Muller's nine goals in his World Cup career -- five in 2010 and four here -- mean he is rapidly closing on the record of teammate Miroslav Klose, who recently equalled Ronaldo's record in the competition by netting his 15th goal. He hasn't struck a goal since the group stages (in which he bagged a hat trick in the opening game against Portugal) so may feel slightly like he's out of practice, but once again he will be key against the host nation, although whether coach Joachim Low opts for Klose up front, or Muller as a false 9, remains to be seen.

Messi, meanwhile, has stopped scoring for fun and saving his team, instead opting to provide assists and darting runs to open space for his teammates to take some of the burden off him. Two 1-0 wins against Switzerland and Belgium haven't improved his goal tally, but there's still a feeling that this is his tournament, and for the semifinal against Netherlands he will surely be back in goal-scoring form.

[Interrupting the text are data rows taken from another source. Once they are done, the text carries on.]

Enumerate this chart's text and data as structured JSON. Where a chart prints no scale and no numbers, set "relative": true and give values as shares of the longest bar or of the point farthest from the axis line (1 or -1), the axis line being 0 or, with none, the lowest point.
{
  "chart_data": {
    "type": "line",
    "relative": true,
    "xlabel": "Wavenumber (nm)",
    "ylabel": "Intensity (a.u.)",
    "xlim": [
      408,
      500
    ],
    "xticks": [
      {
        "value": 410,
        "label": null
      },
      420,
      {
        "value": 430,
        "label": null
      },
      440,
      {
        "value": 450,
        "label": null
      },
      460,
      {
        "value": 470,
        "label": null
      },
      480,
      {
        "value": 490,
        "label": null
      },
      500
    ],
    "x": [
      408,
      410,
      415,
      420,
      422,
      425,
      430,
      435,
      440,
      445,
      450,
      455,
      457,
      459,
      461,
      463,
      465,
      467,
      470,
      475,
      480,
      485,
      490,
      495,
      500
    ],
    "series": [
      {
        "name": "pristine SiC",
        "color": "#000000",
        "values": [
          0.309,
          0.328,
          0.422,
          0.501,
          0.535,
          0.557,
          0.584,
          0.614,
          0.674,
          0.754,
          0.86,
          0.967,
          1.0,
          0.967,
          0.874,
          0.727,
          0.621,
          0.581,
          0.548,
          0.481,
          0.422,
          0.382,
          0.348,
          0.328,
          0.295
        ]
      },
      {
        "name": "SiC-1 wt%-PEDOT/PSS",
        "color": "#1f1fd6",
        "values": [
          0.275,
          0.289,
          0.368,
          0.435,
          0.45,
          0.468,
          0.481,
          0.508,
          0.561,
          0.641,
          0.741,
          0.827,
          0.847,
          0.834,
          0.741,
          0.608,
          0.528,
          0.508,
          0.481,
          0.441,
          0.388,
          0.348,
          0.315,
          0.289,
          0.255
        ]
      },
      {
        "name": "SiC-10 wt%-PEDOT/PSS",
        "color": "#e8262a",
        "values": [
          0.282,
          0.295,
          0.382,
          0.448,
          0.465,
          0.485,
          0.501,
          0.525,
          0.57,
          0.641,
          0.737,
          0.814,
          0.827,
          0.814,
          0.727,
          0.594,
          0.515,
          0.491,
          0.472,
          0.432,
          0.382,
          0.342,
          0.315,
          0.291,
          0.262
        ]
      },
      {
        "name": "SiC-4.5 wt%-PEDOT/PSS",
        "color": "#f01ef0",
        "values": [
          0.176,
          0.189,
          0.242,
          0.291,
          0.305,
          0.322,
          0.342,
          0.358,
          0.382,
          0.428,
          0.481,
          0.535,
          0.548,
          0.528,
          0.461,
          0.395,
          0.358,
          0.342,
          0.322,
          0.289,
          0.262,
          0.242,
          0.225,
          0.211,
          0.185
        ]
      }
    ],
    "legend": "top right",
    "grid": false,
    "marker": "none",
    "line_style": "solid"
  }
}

Playing catch-up, Netherlands have rather tapered off in the goal-scoring stakes. They started off so well with Arjen Robben and Robin van Persie each netting three after two games, but they have not improved on that. A quarterfinal against Costa Rica failed to trouble the scorers -- penalty shootouts don't count -- and it will now be an uphill struggle for the Dutchmen if they are to close the gap now.

Long shots

We're going to play a bit of a guessing game now. Clearly with only a potential two games left for the players -- one of which is the less prestigious, and therefore more likely to see a hatful of goals, Third Place Play-Off -- it would take a monumental effort to jump to the top of the leaderboard from here.

Dutch youngster Memphis Depay (two) is best placed in the goal stakes as he needs only four from his remaining games to make an impression, while David Luiz (two) seems to be channelling the spirit of his country to make his case. Naturally it would be a huge surprise to see a centre-back net four in two games, but if there are any more free kicks handed to Brazil from 35 yards out, don't bet against him adding to his tally.

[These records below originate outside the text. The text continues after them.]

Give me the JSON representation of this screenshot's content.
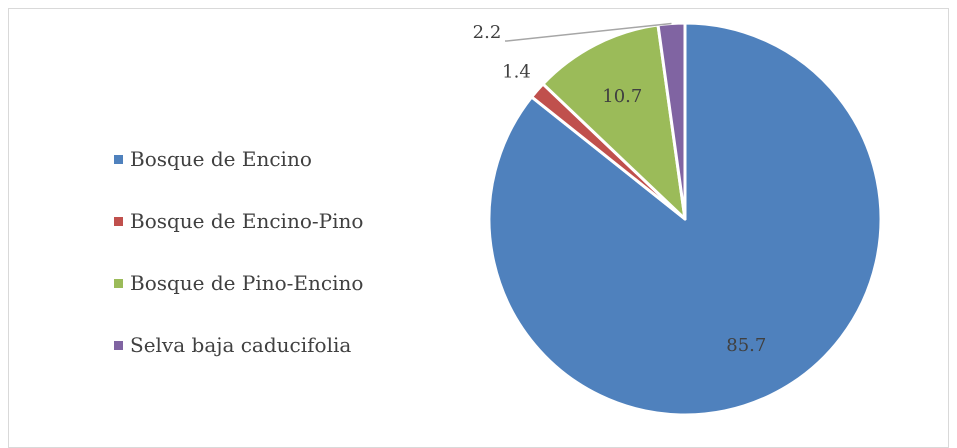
{
  "chart_data": {
    "type": "pie",
    "categories": [
      "Bosque de Encino",
      "Bosque de Encino-Pino",
      "Bosque de Pino-Encino",
      "Selva baja caducifolia"
    ],
    "values": [
      85.7,
      1.4,
      10.7,
      2.2
    ],
    "data_labels": [
      "85.7",
      "1.4",
      "10.7",
      "2.2"
    ],
    "colors": [
      "#4f81bd",
      "#c0504d",
      "#9bbb59",
      "#8064a2"
    ],
    "start_angle_deg": 0,
    "direction": "clockwise",
    "legend_position": "left",
    "slice_border_color": "#ffffff",
    "label_text_color": "#404040"
  }
}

German centre-back Mats Hummels (two) has also been embarrassing the strikers in this tournament, but if you want a long shot who could actually force his way into the reckoning in these final few games then look no further than Argentina striker Gonzalo Higuain. With a goal against Belgium getting him going, the Napoli striker could well play a big part in the direction of the Golden Boot, and also the trophy.

Out of the running

We're down to just four teams now, so the list of those out of the running is considerably longer than the list of those who are still in it. With Brazil's Neymar a high-profile casualty, the other big name on the list from the quarterfinals is France striker Karim Benzema (three) who looked like he might be the real deal in the group stage, but didn't really turn up (although neither did his teammates) in the knockout stages. He departs without troubling the scorers any more.

From the round of 16 goes Switzerland midfielder Xherdan Shaqiri (three), although all of his goals did come in one game against Honduras. So too, American midfielder Clint Dempsey (two), who gave his all in the losing cause to Belgium.

Long gone from the group stage is Ecuador's Enner Valencia (three), although the striker did much to improve his reputation before his exit. Also eliminated is Uruguay striker Luis Suarez (two), who wouldn't have been able to increase his goal total even had his team advanced because he's serving a nine-match ban for biting Italy's Giorgio Chiellini. Another favourite entering the tournament was Cristiano Ronaldo, who wasn't in top form and managed only one goal before his Portugal team exited.

Lionel Messi didn't score in his last game, but that won't stop him in the semis.

Front-runner: Lionel Messi

With James Rodriguez making a tearful exit from the World Cup, the eyes of the world now fall back upon Lionel Messi. He could have closed the gap had he buried that last-minute chance against Belgium, but with potentially two more games left (one definitely) you have to feel that the Barcelona striker will get back among the goals. Rodriguez has done sterling work this tournament, but the onus has to be on the man still in it and Messi has the chance to seal his place in history if he can find the net and help his team to the Maracana.